Worksheet: Planning a Crowd-Powered Collaboration

This incorporates material from this guide, as well as from ProPublica's crowdsourcing checklist.

The Investigation

What is the question you want to answer?

Is your reporting priority quantitative or qualitative?

What kind of stories (text, audio, video, visualizations) will this effort likely produce?

What are the reporting gaps?

Crowdsourcing

Can the question you're asking be answered by surveying the public? Or would this be better accomplished through public records requests or existing datasets?

Can you gather the information you need with a single structured set of questions?

Who do you want to respond to your questions? Who is your target audience?

Once you've identified your target audience, ask: Why would they want to participate?

Why wouldn't your target audience want to participate? What concerns should you address?
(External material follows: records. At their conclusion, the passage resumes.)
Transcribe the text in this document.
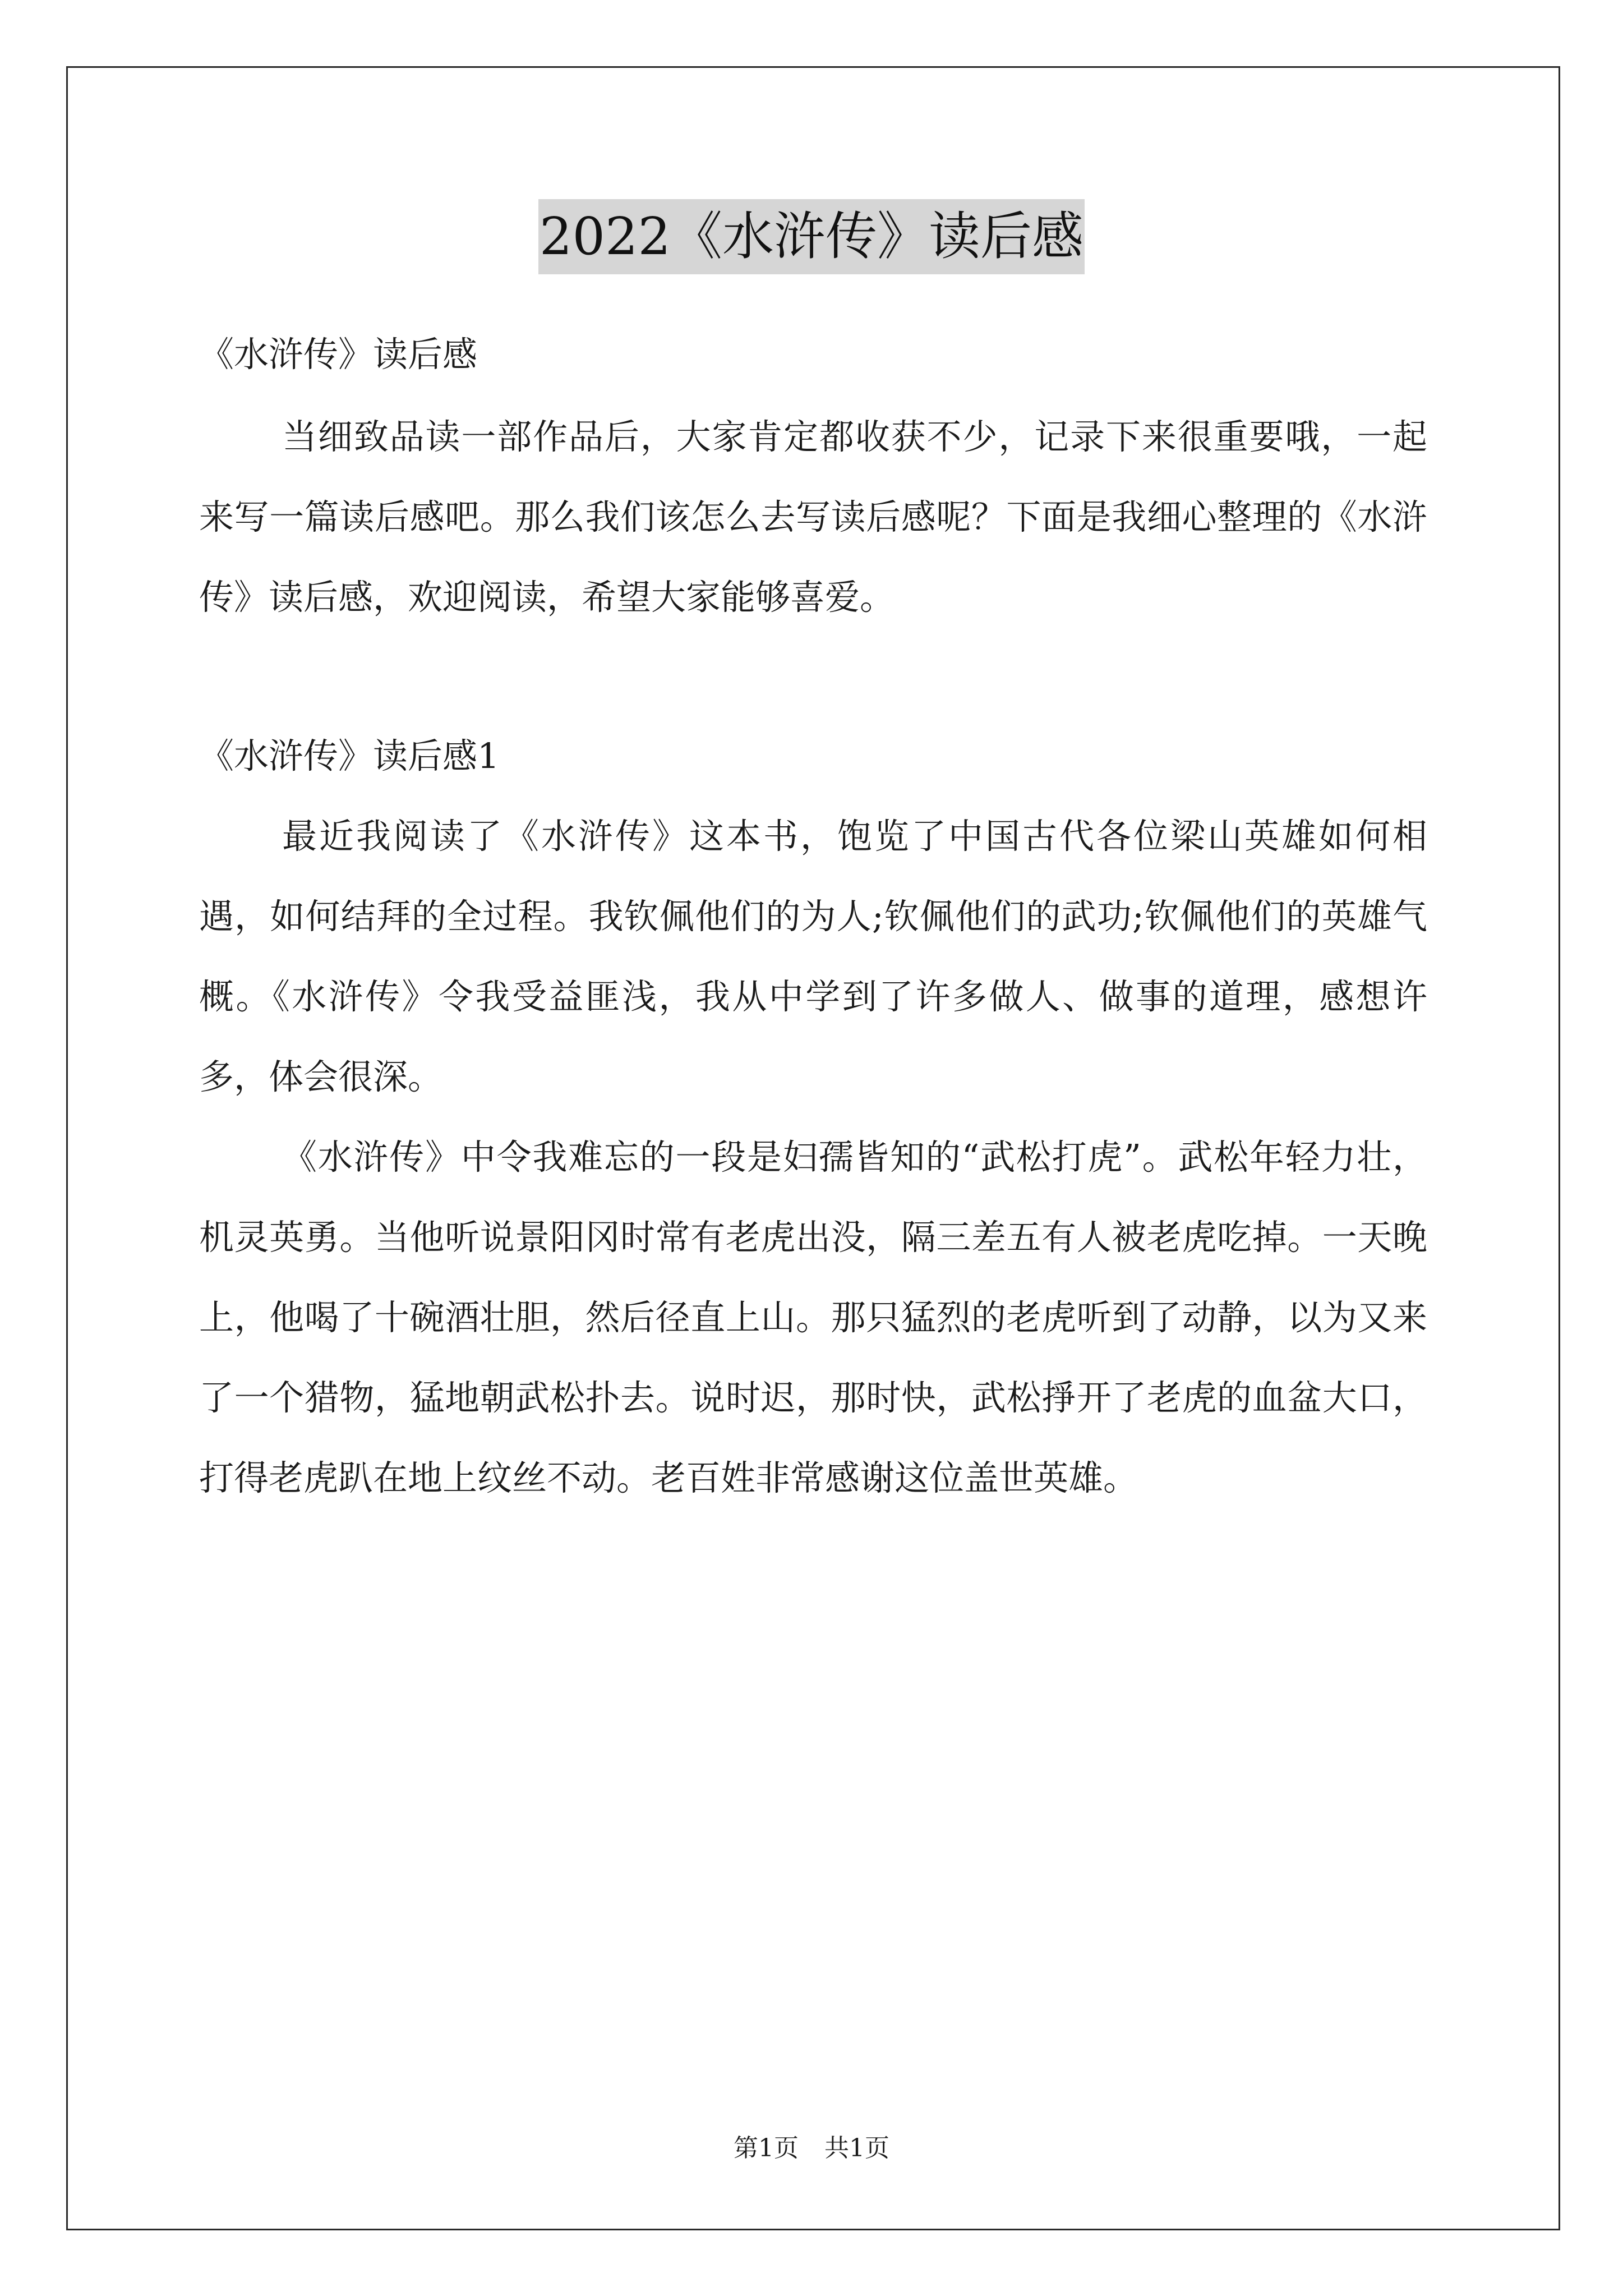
2022《水浒传》读后感

《水浒传》读后感

当细致品读一部作品后，大家肯定都收获不少，记录下来很重要哦，一起来写一篇读后感吧。那么我们该怎么去写读后感呢？下面是我细心整理的《水浒传》读后感，欢迎阅读，希望大家能够喜爱。

《水浒传》读后感1

最近我阅读了《水浒传》这本书，饱览了中国古代各位梁山英雄如何相遇，如何结拜的全过程。我钦佩他们的为人;钦佩他们的武功;钦佩他们的英雄气概。《水浒传》令我受益匪浅，我从中学到了许多做人、做事的道理，感想许多，体会很深。

《水浒传》中令我难忘的一段是妇孺皆知的“武松打虎”。武松年轻力壮，机灵英勇。当他听说景阳冈时常有老虎出没，隔三差五有人被老虎吃掉。一天晚上，他喝了十碗酒壮胆，然后径直上山。那只猛烈的老虎听到了动静，以为又来了一个猎物，猛地朝武松扑去。说时迟，那时快，武松掙开了老虎的血盆大口，打得老虎趴在地上纹丝不动。老百姓非常感谢这位盖世英雄。

第1页 共1页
What languages does your target audience speak? Do you have participating reporters who speak those languages?

Where is your target audience already discussing this issue, online or in person?

Who is influential among your target audience? And what do they think about your idea?

How will you use audience submissions? What's the best way to explain what you will do with their responses?

Partners

Who is best equipped to report these tips out?

Who is already on this beat and doing great work?

Do you personally know journalists at other newsrooms who'd be eager to work with you?

Which media companies serve the audience you want to reach?

Which media companies have journalists most willing to participate?